The authors have found a new phenomenon of a winter-to-summer seasonal transport of ionospheric irregularities induced by the long-lived metallic ions between 90 and 130 km from satellite radio occultation measurements. The long-term ground-based observations from five ionosondes along the Greenwich meridian (using data from the Rutherford Appleton Laboratory, UK) and five ionosondes along 120° E (obtained by the Chinese Meridian Project, China) were analysed to try to identify the signature of the large-scale horizontal transport of metallic ions in Es layers. The mechanism proposed in this study is based on the now widely accepted wind shear theory. It explains the formation of mid-latitude Es layers through vertical ion convergence driven by vertical shears of horizontal neutral winds. By extending this original theory to three dimensions they have shown that this theory can also explain the observed seasonal anomalies. The model simulations reveal that the winter-to-summer meridional circulation transports the long-lived metal ions from the winter hemisphere to the summer hemisphere. The Fe+ ion flux is southward in January and northward in July.

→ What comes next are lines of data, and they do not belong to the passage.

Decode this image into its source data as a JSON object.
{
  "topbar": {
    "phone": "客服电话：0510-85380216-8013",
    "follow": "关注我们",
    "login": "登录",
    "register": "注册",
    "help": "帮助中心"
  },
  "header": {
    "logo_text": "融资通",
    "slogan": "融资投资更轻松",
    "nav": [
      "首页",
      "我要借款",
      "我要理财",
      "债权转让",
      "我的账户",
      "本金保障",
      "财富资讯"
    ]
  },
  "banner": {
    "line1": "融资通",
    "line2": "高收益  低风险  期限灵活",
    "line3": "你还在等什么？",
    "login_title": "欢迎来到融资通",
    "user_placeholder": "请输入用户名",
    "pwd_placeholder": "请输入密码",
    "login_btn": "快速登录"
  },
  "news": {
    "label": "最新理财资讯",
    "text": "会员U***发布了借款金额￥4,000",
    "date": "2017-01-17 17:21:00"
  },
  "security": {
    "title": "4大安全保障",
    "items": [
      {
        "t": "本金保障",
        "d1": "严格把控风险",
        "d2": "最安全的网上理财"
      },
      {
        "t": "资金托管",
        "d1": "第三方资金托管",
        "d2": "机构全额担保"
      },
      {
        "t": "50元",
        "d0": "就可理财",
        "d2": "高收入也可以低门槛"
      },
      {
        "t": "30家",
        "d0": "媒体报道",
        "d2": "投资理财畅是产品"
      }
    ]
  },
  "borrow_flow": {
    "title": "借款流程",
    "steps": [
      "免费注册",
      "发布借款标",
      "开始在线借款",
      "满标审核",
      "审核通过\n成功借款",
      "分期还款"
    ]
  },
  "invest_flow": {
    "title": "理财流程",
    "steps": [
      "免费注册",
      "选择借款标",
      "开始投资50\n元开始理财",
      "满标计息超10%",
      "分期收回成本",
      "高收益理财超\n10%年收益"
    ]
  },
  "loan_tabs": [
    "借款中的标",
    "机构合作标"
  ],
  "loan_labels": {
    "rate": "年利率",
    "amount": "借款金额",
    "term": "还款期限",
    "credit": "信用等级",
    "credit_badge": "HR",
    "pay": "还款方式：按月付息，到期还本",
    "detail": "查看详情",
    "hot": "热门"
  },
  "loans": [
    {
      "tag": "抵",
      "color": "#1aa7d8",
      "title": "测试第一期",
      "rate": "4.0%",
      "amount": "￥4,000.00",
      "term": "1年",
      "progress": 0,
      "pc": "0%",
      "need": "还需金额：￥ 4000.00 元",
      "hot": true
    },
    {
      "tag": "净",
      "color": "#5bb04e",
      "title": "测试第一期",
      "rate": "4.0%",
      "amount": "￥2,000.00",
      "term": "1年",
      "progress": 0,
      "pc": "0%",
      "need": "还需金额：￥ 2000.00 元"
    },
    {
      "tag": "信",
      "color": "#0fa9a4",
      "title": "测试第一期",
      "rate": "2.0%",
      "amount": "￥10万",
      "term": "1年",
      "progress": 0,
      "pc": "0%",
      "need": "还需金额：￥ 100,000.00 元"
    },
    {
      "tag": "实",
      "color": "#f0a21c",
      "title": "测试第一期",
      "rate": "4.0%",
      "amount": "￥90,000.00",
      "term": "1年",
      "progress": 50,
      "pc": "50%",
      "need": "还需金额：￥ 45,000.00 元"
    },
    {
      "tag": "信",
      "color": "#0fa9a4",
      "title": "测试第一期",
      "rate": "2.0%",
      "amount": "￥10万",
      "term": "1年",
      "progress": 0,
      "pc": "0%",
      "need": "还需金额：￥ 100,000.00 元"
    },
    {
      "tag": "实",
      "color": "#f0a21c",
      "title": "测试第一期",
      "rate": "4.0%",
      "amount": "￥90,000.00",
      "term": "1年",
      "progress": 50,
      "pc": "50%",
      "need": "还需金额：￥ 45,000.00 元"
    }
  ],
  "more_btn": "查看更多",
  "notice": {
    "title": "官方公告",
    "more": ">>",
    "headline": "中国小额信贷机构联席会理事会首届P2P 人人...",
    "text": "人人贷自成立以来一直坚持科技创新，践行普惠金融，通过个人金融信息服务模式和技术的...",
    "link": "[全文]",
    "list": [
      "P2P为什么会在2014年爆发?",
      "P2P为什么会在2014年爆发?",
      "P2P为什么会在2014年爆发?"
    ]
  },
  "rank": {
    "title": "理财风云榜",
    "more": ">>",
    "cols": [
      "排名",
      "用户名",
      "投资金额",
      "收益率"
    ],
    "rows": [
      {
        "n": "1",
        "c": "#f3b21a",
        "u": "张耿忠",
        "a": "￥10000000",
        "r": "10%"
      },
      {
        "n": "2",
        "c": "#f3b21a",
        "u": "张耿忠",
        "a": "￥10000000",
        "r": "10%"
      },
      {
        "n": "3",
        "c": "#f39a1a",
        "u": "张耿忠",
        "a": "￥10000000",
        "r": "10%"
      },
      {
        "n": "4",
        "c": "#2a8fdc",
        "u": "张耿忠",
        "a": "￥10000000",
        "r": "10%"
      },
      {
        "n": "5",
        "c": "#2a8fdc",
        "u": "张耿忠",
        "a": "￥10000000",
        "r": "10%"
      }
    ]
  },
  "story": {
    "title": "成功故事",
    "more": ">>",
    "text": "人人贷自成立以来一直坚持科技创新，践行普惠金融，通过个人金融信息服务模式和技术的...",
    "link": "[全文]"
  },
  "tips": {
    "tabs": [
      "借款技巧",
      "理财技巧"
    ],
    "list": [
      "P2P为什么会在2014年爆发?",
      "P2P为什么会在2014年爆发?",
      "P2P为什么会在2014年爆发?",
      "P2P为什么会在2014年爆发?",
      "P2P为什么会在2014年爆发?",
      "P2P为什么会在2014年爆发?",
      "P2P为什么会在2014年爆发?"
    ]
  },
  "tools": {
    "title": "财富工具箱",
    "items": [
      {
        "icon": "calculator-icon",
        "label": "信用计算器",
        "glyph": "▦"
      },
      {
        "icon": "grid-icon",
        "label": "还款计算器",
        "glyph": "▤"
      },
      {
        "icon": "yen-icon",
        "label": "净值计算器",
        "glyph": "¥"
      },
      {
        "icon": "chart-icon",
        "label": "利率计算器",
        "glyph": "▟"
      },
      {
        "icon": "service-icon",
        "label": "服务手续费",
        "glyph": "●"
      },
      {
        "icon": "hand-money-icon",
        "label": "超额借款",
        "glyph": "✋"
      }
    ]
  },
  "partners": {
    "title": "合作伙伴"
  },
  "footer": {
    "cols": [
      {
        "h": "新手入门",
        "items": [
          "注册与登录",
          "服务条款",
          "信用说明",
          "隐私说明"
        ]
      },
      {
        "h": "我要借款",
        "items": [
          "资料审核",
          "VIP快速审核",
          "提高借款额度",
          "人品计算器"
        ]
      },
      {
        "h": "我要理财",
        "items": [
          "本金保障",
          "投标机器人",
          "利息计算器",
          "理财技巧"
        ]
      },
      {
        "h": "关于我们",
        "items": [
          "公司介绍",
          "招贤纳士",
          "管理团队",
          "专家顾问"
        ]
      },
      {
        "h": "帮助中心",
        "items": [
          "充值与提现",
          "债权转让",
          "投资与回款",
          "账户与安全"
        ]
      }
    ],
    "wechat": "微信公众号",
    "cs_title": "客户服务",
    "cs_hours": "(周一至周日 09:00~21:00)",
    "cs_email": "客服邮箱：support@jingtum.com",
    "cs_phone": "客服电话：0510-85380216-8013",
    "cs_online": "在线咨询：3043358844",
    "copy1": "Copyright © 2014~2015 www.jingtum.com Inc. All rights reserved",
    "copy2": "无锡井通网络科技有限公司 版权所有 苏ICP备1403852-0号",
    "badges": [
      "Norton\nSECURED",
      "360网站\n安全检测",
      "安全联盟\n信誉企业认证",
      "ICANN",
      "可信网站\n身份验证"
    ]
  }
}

This result has resolved a previously unexplained aspect of the seasonal dependence of Es layers and emphasizes the influences of atmospheric meridional circulation on the large-scale interhemispheric transport of composition in the atmosphere and ionosphere. In addition, it provides strong support for the lower thermospheric meridional circulation predicted by the model, which is difficult to measure and characterize directly because of the considerably smaller amplitudes than tides.